With MC learning, we generate episodes use a bandit strategy, and update a \(Q\)-table based on observed returns after each episode.
Problem 1: inefficient due to high variance in return \(G\) each episode, meaning \(Q\) converges slowly.
Problem 2: updates only happen after complete episode, so information not usable in “real time” during an episode.
Temporal difference methods replace actual future rewards \(G\) from an episode in the update rule with an “informed estimate” of the total expected rewards in the current episode based on immediate rewards
\[ Q(s,a) \leftarrow (1- \alpha)\underbrace{Q(s,a)}_\text{old value} + \overbrace{\alpha}^{\text{learning rate}} \cdot [\underbrace{\overbrace{r}^{\text{reward}} + \overbrace{\gamma}^{\text{discount factor}} \cdot V(s')}_{\text{TD target}}] \]
After selecting action \(a\) with bandit strategy based on \(Q\), observe immediate reward \(r\) and resulting state \(s'\), and update \(Q\) as
\[ Q(s,a) \leftarrow (1- \alpha)\underbrace{Q(s,a)}_\text{old value} + \overbrace{\alpha}^{\text{learning rate}} \cdot [\overbrace{r}^{\text{reward}} + \overbrace{\gamma}^{\text{discount factor}} \cdot \underbrace{\max_{a' \in A(s')}Q(s', a')}_{V(s') \text{ estimate}}] \]
Question: How does this change address the variance problem with Q-learning?
After selecting action \(a\), observe immediate reward \(r\) and resulting state \(s'\), and select next action \(a' \in A(s')\) using bandit strategy.
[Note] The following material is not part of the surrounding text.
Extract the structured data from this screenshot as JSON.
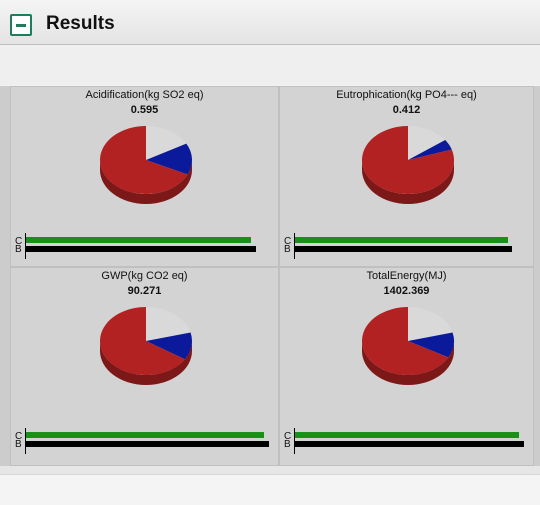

Update \(Q\) using expected reward from \(a'\) rather than \(\text{argmax}_a Q(s, a)\):
\[ Q(s,a) \leftarrow (1- \alpha)\underbrace{Q(s,a)}_\text{old value} + \overbrace{\alpha}^{\text{learning rate}} \cdot [\overbrace{r}^{\text{reward}} + \overbrace{\gamma}^{\text{discount factor}} \cdot \underbrace{Q(s', a')}_{V(s') \text{ estimate}}] \]
SARSA is on-policy (wheras Q-learning is off-policy), because update rule is influenced by actual actions taken during learning
On-policy methods reinforce \(Q\) according to actual behaviour during training
Off-policy methods separate the goals of learning the optimal values for \(Q\) from considering how \(Q\) is used to generate specific episodes

Q-learning

SARSA
Question: How do we choose between using on- or off-policy methods?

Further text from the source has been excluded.